No doubt it is a robust business! Its “Everyday low cost – Everyday low price” philosophy i.e. to become the lowest priced retailer in the region they operate in, finds phenomenal resonance in the rapidly transforming Indian retail landscape.
But Is It Trading At A “Fair” Price?
Assessing fundamental value can be a lot of fun. Even more so if done quick-and-dirty and without any skin in the game. You know…spending one Sunday afternoon to put the company’s basic numbers in a spread sheet and get a feel of things.
D-Mart currently trades at INR1,292 per share translating into market capitalisation of INR80,991cr, surely places it at the higher end of the retail spectrum. But it does post higher ROEs, while demonstrating discipline with leverage, so why not!?

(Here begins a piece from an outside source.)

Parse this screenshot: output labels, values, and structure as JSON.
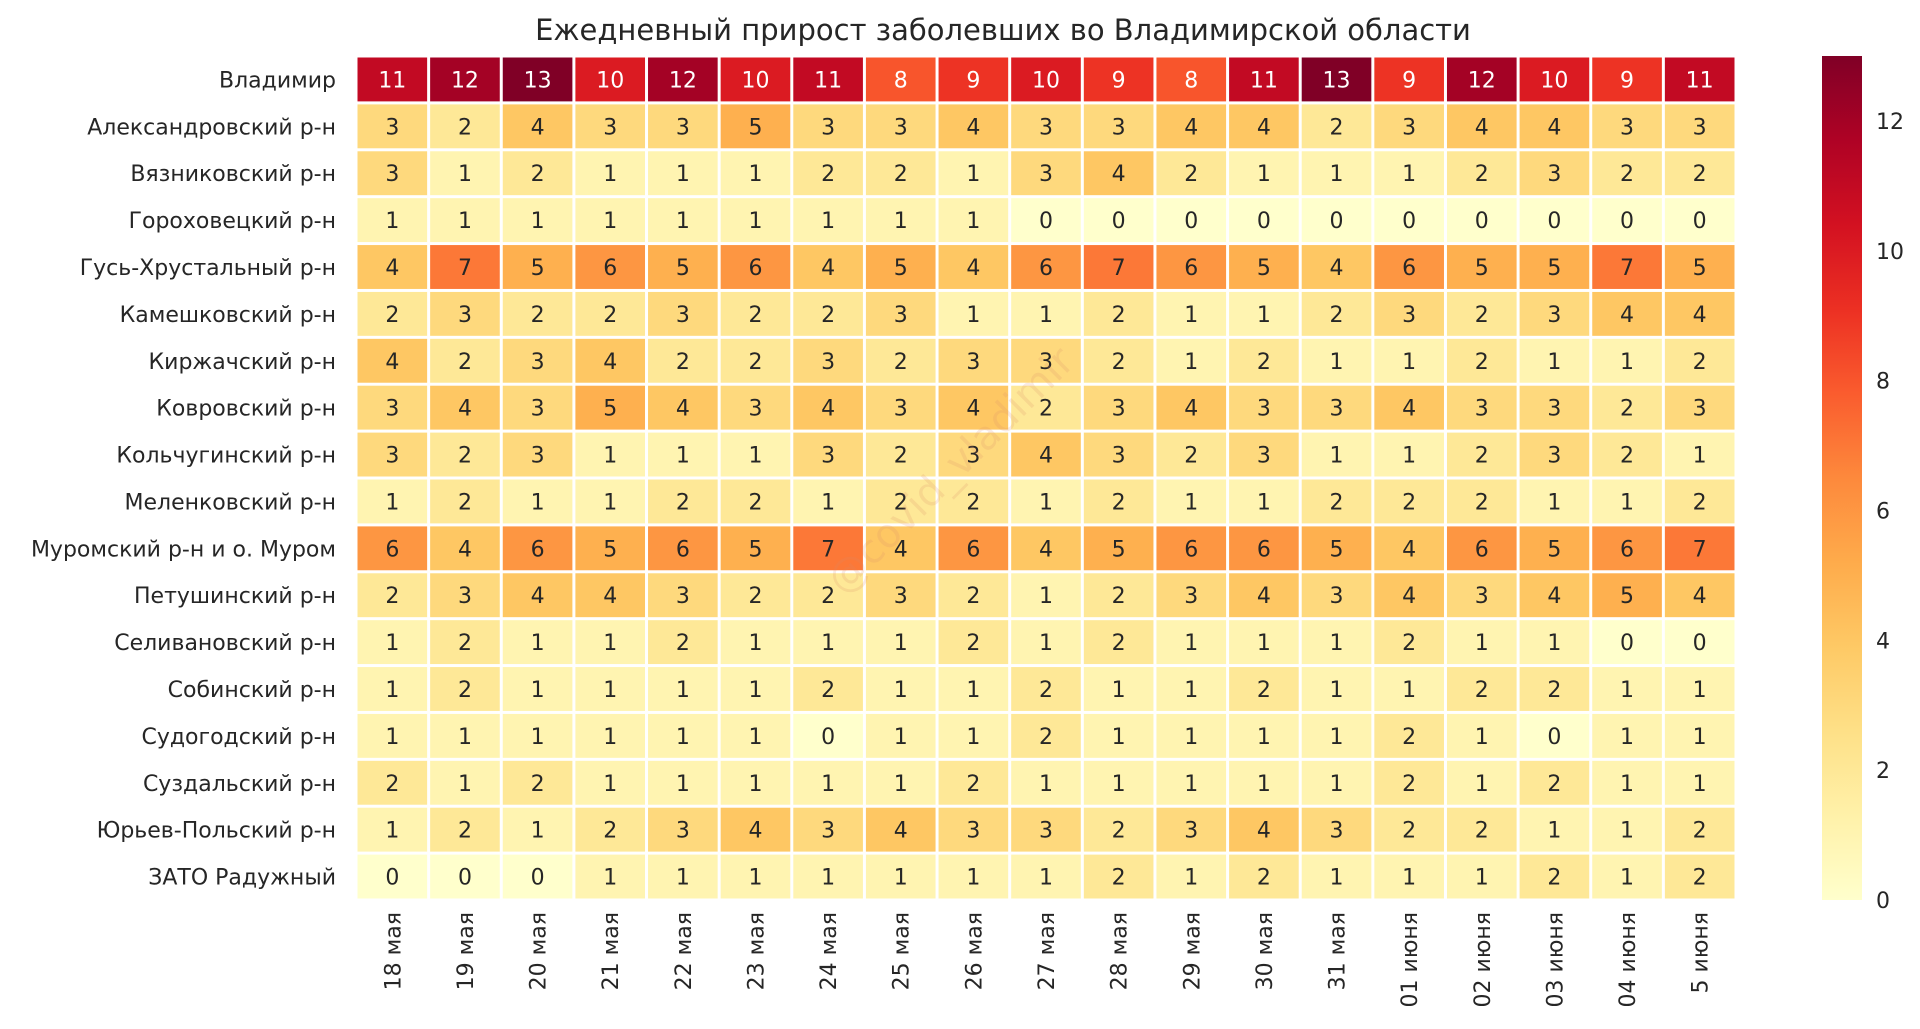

Discounted Cash Flow (DCF) valuation basics: project the free cash flows (FCF) of the company and discount it by a suitable (tricky point, always) weighted discounted rate (or WACC) to get the present enterprise value (EV). Deduct the company’s net debt from EV to calculate its equity value.
Let us look at its actuals then to project future FCF.
Revenues: D-Mart’s revenues grew by 38.6% in 2017, 26.4% in 2018, and 33.1% in 2019. Slowing, but come on! Newstores take time to gestate. Will simply assume a 1% drop in growth every year for the next 10 years (as the base becomes bigger, growth will slow down), but still a healthy 23% expected growth in 2029 – not bad.
EBITDA: EBITDA margin have been roughly between 8-9%. Taking a word from the CEO’s book of 8-8.5% margin as comfortable, let us assume a conservative and stable 8% (considering there has been some margin pressure lately).
FCF: Will simply project working capital as proportion of revenues and assume the capex as 1% of revenues (again very conservative). Deducting change in working capital and capex from EBITDA and you have the FCF.
Discount Rate: Don’t really have a strong view on suitable discount rates within the Indian retail space…but here are a few references...D-Mart’s cost of debt is around 9%. Considering D-Mart’s ROE is 18%, one can guess its cost of equity would be somewhere in between. As per Prof Damodaran (if you don’t know him and you’ve managed to read so far, it is your loss alone! Now go and cry in shame.), Indian equities currently hold a risk premium of 8.6%. Hence even with a beta of 1.0 for D-Mart, we’re looking at an expected cost of equity of 16%. Considering its low leverage, we can assume D-Mart’s WACC to be circling around 14%, though considering beta in real terms would be more than 1.0, we can lock in around 15%-16%.
But wait, let’s plug in our numbers and goal-seek to see how investors view D-Mart’s WACC coming to its current value of INR80,991cr.
The answer...drumroll...12.6%! Now that’s optimistic. Too many bubbles?
In my view, yes! Think about it. We’ve assumed practically zero margin expansion, gradual growth slowdown, conservative capital spend, a status quoist approach towards working capital, and still need to apply a relatively aggressive 12%-13% discount rate (vs. 15%-16% IMHO or not less than 14% at least) to square with present market value.
Don’t think much is left on the table.